AI benchmarks were meant to measure progress — but are they actually stalling it? We break down how chasing scores can derail real advances in intelligence, and what the ARC Prize gets right.
The most overused acronym in machine learning has got to be ‘SOTA’ (state of the art). How many hundreds or thousands of papers have branded a system as SOTA by some measure, not just as a show of incremental progress but in anticipation of something truly useful and exciting, only for it to have no real world impact? Someone says ‘SOTA’ and I say ‘so what?'
The trend for reporting SOTA results is a clear sign that our industry has not absorbed Goodhart’s Law: if you let a measure (like a benchmark) become a target in itself, it will cease to be a good measure. The way this has transpired in AI is that we've created lots of benchmarks to help us get a feel for model capabilities, then researchers and engineers have optimised for high benchmark scores, and the effect has been to detract from long-term progress towards real intelligence. This is a common pattern: reward hospitals for reducing length of stay and you’ll soon find patients being discharged before they’re ready, while the original intention of improved care goes out the window.
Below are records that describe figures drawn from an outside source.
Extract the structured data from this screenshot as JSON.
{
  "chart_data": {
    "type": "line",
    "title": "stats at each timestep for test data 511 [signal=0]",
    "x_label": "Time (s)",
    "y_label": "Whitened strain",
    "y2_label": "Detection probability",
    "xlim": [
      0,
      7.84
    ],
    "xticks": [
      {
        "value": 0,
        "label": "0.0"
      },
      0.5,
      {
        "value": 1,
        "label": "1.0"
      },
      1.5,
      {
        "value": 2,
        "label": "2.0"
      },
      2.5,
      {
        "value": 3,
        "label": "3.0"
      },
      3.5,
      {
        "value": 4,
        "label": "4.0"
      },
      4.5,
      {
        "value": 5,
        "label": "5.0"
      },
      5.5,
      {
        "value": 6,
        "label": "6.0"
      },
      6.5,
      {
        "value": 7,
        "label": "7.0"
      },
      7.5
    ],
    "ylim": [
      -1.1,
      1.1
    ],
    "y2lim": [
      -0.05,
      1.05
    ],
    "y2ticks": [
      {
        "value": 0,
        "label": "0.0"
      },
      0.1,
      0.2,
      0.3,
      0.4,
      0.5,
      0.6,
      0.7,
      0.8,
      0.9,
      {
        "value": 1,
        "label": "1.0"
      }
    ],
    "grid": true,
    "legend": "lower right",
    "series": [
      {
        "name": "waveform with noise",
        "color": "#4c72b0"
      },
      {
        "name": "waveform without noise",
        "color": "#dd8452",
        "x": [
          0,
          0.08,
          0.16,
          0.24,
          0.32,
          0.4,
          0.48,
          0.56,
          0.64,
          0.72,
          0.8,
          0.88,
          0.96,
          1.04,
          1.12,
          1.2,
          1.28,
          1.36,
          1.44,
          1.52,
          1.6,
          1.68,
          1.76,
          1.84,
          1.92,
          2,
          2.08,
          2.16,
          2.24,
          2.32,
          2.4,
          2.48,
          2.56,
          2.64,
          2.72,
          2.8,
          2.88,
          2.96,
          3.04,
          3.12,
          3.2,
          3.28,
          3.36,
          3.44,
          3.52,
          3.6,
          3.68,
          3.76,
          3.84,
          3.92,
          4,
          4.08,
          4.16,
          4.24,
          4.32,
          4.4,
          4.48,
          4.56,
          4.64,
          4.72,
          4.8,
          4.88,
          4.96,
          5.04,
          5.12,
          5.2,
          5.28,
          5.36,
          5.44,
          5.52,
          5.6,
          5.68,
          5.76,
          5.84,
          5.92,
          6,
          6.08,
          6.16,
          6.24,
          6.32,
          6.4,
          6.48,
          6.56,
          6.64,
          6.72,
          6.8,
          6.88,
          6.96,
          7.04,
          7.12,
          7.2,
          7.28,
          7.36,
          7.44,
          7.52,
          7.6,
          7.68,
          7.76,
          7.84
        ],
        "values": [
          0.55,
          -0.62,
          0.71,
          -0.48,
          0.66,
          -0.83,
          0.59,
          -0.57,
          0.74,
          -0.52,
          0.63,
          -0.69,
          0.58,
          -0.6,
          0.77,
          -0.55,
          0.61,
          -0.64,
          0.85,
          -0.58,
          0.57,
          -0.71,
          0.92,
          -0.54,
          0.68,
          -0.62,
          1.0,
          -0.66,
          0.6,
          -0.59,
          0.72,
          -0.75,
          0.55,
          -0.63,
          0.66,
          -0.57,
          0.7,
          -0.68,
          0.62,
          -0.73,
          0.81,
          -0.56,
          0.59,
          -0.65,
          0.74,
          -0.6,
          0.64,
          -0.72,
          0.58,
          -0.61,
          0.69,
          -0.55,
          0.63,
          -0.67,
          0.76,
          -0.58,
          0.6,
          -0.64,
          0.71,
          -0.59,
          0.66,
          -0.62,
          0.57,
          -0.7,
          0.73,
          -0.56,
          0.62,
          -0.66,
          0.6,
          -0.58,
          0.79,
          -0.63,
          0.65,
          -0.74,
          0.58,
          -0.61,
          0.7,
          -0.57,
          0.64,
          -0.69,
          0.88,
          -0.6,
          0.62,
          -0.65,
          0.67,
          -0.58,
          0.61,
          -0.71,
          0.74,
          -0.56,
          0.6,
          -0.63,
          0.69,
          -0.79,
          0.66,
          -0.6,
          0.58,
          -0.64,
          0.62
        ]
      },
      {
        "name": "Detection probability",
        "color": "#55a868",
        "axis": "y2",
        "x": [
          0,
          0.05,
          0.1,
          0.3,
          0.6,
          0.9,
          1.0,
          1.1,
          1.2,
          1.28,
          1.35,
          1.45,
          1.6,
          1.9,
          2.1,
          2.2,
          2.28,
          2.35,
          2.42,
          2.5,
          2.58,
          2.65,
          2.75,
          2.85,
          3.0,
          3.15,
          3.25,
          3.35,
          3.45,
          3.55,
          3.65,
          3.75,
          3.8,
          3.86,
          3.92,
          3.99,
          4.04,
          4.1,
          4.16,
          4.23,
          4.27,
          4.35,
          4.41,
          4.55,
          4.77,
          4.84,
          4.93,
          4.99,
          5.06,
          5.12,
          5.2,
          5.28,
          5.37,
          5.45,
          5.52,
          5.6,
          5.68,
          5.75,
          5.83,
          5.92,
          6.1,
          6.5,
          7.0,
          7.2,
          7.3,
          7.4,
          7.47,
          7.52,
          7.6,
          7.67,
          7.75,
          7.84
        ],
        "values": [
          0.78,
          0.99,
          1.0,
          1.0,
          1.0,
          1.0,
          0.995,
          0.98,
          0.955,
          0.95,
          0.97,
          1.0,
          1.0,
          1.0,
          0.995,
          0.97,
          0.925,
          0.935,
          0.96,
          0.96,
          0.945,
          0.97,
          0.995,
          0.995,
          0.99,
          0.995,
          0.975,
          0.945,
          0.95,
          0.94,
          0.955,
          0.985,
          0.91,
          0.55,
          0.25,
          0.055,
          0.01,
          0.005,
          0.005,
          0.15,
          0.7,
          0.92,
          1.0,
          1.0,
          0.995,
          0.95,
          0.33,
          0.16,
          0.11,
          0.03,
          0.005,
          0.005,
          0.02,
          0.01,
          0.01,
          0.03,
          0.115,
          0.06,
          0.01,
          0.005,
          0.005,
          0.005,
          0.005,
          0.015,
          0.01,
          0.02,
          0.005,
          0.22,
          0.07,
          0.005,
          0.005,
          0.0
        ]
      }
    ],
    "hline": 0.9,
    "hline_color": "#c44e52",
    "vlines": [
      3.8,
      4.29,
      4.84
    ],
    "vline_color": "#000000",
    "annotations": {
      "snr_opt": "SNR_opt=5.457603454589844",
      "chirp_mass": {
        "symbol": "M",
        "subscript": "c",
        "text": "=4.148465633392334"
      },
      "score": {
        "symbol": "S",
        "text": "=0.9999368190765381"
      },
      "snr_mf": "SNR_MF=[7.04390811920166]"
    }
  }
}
So enters the ARC Prize, the $1 million prize fund which recently completed its second annual run looking to be the measure of AGI by fixing what we’re all getting wrong about evaluations. In fact, the ARC Prize is one of the few things keeping us talking about AGI these days, as the idea of general intelligence is starting to take a backseat to trustworthy AI with tangible ROI. But as we take stock of this year’s results, I want to ask: has the ARC Prize proved itself to be a much needed innovation or is it just another victim of Goodhart’s Law?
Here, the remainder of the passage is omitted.